# Clark Airport



## Phil_expat (Jan 3, 2011)

I read on this forum long ago about a woman travelling from Clark airport to Hong Kong that was denied boarding because of a requirement to attend a seminar in Manila on human sex abduction. Apparently Manila airport does not enforce this rule, Is it still required at Clark airport?


----------



## Zep (Jun 8, 2017)

I have never heard of that. My wife and I traveled out of Clark in May to Hong Kong with no issues. Maybe others have more info.


----------



## fmartin_gila (May 15, 2011)

May have been referring to the CFO thing. My now Asawa had to have the certificate prior to boarding from Manila to the US on a Fiancee Visa. Now that we are here in country, we have been out twice and returned and there has been no mention of this requirement.

Fred


----------



## Phil_expat (Jan 3, 2011)

the CFO thing? what does CFO stand for?


----------



## bidrod (Mar 31, 2015)

Commission on Filipinos Overseas

Chuck


----------



## mogo51 (Jun 11, 2011)

:loco::loco::fingerscrossed:Can you go to the seminar and volunteer?????


----------



## hogrider (May 25, 2010)

Maybe they should hold similar seminars in UK, USA, Oz etc for Western guys planning on marrying a Filipina........


----------



## mogo51 (Jun 11, 2011)

hogrider said:


> Maybe they should hold similar seminars in UK, USA, Oz etc for Western guys planning on marrying a Filipina........

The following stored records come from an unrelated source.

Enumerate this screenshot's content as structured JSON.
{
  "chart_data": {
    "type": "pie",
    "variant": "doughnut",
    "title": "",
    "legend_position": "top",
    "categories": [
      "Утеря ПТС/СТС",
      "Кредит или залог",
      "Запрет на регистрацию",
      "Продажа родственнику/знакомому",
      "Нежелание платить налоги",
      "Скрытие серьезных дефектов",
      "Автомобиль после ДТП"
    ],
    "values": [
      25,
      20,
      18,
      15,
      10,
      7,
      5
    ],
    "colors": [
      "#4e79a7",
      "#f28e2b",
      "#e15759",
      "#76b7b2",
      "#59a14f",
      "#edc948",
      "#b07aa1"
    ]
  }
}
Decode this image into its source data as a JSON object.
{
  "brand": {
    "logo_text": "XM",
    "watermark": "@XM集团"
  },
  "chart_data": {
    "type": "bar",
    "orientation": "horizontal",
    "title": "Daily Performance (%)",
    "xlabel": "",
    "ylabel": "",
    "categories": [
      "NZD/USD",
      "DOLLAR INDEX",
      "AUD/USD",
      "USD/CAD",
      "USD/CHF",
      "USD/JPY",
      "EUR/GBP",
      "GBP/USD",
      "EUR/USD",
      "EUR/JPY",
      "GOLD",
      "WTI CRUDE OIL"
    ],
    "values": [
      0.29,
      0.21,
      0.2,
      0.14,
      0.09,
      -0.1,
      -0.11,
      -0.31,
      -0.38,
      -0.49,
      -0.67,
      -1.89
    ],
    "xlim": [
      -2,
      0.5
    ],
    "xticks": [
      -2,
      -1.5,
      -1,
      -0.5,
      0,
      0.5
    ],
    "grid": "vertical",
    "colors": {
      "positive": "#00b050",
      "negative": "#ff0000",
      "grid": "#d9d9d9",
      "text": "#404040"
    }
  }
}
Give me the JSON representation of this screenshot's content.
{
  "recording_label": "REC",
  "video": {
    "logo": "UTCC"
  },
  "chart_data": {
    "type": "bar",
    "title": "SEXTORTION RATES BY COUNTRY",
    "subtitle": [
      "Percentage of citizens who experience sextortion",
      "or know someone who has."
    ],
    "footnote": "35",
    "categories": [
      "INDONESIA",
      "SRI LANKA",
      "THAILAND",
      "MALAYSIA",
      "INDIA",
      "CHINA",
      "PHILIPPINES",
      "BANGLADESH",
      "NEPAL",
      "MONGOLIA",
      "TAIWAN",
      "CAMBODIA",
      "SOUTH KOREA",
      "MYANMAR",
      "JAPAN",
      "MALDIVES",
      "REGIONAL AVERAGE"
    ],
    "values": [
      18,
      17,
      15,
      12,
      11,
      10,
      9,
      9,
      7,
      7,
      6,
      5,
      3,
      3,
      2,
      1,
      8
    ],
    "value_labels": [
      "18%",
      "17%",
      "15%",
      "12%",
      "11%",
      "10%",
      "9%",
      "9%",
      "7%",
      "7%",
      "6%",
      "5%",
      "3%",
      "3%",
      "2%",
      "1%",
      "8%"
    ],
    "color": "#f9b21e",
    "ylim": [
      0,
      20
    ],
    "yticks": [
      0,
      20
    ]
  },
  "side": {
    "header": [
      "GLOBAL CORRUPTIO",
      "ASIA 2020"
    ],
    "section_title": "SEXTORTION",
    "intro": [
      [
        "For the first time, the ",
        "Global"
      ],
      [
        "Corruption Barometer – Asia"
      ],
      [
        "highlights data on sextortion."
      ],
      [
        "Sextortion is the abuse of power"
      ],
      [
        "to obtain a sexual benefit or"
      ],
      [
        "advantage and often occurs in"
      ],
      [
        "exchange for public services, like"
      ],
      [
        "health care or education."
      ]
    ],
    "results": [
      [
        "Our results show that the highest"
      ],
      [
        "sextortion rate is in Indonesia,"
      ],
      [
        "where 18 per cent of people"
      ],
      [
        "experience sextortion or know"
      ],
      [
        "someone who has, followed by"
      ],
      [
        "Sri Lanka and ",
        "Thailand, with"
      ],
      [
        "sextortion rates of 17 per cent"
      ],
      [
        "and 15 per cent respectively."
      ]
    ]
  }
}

Good idea, but they would leave the seminar and go straight to the Church for their young bride.


----------



## JRB__NW (Apr 8, 2015)

Maybe the thing where Filipinas traveling out of country first time have to be interviewed. First time my GF and I went to Thailand and Malaysia they counseled her, wanted to see pics and proof of our relationship.. and she's not that young, haha. It was about a 30 min delay.


----------



## bigpearl (Jan 24, 2016)

mogo51 said:


> :loco::loco::fingerscrossed:Can you go to the seminar and volunteer?????


As a married/hooked man that may be inadvisable, risky.

Cheers, Steve.


----------



## mogo51 (Jun 11, 2011)

Live life dangerously I always say Steve.


----------



## bigpearl (Jan 24, 2016)

This is related to OZ and something that we had to go through

Exit requirements

Cheers, Steve.


----------



## bigpearl (Jan 24, 2016)

mogo51 said:


> Live life dangerously I always say Steve.[/QUOTE
> 
> Each to their own, monogamy is my thing, hey one is enough to deal with and yes while I window shop and I know my better half also admires beauty and does the same thing I/he have a deep commitment that brings security to our relationship,,,,,, the old saying? Look but don't touch. Worse in Asian countries I believe.
> 
> Cheers, Steve.


----------